Zen and Web 2.0

Posted: January 26, 2011 by Alex Curtis in #2 Zen and Web 2.0

I tend to favour myself a bit of a romantic. I have always begrudgingly rejected advancements in technology because it seems that with every “progression”, there is a greater disconnect between real people. Though, I am reluctant to admit it, I very much enjoyed Pirsig’s marriage of romanticism and rationality, especially in suggesting that by showing “care” for a machine, we can actually develop a relationship with it.

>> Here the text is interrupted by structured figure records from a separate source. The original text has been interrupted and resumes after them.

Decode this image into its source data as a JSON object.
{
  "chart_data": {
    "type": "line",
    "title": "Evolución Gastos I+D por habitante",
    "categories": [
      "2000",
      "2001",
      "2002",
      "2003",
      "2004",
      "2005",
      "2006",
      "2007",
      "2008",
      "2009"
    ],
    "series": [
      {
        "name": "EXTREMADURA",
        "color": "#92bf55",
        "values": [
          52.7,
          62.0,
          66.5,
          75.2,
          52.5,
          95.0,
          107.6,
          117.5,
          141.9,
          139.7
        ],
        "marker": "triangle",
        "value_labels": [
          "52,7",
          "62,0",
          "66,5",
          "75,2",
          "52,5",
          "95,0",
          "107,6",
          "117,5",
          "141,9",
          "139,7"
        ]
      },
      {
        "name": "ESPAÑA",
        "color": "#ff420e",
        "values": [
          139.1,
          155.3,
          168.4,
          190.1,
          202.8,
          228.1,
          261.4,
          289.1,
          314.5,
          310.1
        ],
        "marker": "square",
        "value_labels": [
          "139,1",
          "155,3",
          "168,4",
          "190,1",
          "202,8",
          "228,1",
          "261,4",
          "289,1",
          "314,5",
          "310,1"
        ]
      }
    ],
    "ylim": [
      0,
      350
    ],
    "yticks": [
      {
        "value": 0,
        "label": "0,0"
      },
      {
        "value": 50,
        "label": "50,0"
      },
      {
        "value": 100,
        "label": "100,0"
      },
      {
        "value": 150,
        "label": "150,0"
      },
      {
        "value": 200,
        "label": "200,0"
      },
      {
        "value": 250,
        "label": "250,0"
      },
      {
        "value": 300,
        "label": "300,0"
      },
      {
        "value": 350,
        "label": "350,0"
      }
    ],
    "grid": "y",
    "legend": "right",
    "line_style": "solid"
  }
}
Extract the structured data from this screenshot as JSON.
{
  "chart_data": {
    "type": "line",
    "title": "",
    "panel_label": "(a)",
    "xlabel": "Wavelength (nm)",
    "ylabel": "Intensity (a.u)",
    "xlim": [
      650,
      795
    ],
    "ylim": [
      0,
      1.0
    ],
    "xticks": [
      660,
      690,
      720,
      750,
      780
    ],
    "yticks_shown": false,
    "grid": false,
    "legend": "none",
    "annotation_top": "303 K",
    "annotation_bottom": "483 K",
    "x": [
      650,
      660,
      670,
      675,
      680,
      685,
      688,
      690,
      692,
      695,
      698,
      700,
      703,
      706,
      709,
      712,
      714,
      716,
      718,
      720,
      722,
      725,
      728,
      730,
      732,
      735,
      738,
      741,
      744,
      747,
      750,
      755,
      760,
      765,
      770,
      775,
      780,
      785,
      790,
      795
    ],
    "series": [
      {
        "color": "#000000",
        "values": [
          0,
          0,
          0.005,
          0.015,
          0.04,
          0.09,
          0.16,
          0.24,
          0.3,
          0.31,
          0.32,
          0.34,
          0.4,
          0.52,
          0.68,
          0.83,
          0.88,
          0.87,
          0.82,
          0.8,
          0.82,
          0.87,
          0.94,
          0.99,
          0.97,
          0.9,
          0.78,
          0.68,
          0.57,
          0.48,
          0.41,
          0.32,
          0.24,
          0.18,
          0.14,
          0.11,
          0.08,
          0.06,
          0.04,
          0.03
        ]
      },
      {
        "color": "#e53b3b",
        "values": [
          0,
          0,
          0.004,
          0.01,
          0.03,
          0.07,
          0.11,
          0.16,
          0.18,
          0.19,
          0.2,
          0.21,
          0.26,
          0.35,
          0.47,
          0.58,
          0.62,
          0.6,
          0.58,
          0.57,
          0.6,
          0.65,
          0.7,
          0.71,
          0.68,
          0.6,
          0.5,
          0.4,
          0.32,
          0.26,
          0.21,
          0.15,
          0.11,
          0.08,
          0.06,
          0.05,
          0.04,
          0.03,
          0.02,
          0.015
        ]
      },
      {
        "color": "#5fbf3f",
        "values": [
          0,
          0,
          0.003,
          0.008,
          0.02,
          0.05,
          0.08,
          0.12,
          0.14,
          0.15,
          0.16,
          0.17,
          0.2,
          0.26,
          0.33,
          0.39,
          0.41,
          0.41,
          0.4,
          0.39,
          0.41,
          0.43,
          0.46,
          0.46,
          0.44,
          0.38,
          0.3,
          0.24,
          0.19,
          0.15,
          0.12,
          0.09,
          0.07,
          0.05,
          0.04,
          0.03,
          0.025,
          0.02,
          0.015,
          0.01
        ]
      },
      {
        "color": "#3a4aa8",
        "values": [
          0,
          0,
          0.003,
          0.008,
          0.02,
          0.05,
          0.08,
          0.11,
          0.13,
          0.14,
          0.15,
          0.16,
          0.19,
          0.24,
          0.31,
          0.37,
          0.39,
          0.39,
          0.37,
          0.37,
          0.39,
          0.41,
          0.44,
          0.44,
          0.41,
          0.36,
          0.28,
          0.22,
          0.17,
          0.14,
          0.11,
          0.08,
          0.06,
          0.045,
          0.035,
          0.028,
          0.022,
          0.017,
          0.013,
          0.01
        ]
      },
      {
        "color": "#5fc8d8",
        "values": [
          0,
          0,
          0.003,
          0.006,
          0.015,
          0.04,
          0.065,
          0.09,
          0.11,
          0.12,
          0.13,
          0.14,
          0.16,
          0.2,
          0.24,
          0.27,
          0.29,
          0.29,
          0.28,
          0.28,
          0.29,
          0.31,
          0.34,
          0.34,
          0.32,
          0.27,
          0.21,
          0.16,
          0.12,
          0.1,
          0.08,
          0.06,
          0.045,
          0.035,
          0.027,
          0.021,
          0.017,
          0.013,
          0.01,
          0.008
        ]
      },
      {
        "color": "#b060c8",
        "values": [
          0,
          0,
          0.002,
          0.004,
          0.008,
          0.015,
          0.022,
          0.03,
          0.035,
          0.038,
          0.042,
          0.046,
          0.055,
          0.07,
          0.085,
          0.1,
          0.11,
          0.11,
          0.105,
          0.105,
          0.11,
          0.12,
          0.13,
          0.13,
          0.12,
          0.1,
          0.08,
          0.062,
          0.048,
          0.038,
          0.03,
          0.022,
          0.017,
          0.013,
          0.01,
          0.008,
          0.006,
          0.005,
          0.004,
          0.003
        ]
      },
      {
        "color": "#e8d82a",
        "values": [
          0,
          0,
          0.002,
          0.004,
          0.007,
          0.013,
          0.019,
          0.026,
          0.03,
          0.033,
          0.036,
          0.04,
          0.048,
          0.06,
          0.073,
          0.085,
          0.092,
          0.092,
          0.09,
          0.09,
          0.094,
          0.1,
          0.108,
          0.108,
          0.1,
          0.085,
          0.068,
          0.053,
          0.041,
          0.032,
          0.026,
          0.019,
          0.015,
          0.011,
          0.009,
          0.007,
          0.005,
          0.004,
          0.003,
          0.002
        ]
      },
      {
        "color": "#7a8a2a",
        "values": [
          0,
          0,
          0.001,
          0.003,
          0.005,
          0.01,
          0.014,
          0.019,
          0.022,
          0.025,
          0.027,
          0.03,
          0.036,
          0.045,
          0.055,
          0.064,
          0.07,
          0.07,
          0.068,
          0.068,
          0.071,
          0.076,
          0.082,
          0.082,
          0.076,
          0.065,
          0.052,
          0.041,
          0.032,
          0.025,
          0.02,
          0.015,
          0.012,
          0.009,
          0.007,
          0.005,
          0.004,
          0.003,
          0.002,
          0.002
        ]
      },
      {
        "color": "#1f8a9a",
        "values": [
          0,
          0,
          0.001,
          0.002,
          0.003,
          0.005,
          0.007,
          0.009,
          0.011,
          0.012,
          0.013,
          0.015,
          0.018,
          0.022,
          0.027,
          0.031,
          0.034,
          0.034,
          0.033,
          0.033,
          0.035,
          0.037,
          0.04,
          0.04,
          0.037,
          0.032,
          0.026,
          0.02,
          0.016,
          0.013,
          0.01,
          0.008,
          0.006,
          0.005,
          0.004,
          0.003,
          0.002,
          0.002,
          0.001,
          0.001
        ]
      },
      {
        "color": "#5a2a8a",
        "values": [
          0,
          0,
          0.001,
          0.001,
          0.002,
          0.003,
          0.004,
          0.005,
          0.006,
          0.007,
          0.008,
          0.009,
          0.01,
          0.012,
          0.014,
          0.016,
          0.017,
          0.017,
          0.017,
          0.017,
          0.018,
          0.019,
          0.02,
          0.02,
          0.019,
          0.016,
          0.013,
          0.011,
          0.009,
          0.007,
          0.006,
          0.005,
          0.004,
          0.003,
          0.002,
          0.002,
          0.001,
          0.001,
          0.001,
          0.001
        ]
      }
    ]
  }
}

In the context of internet based journalism, I think Pirsig might make one of two arguments: First, he might suggest that because the internet is so “broad” that things like web journalism can easily lose their depth, something that I agree is true. It seems that internet articles appeal to a crowd with a shorter attention span, and are written faster so as to keep up with other online sources that are constantly breaking news. In this way, Pirsig might liken the new era of print journalists to the mechanics in a shop who despite being “professional” mechanics, rush through their work and take little pride in what they do.

Second, he might suggest that with the advent of technology such as blogs, where anyone can participate in creating meaningful works and publishing them (especially as someone whose book was rejected by 121 publishers) that we are able to fully develop caring relationships with technology. Taking time and pride in what we do online.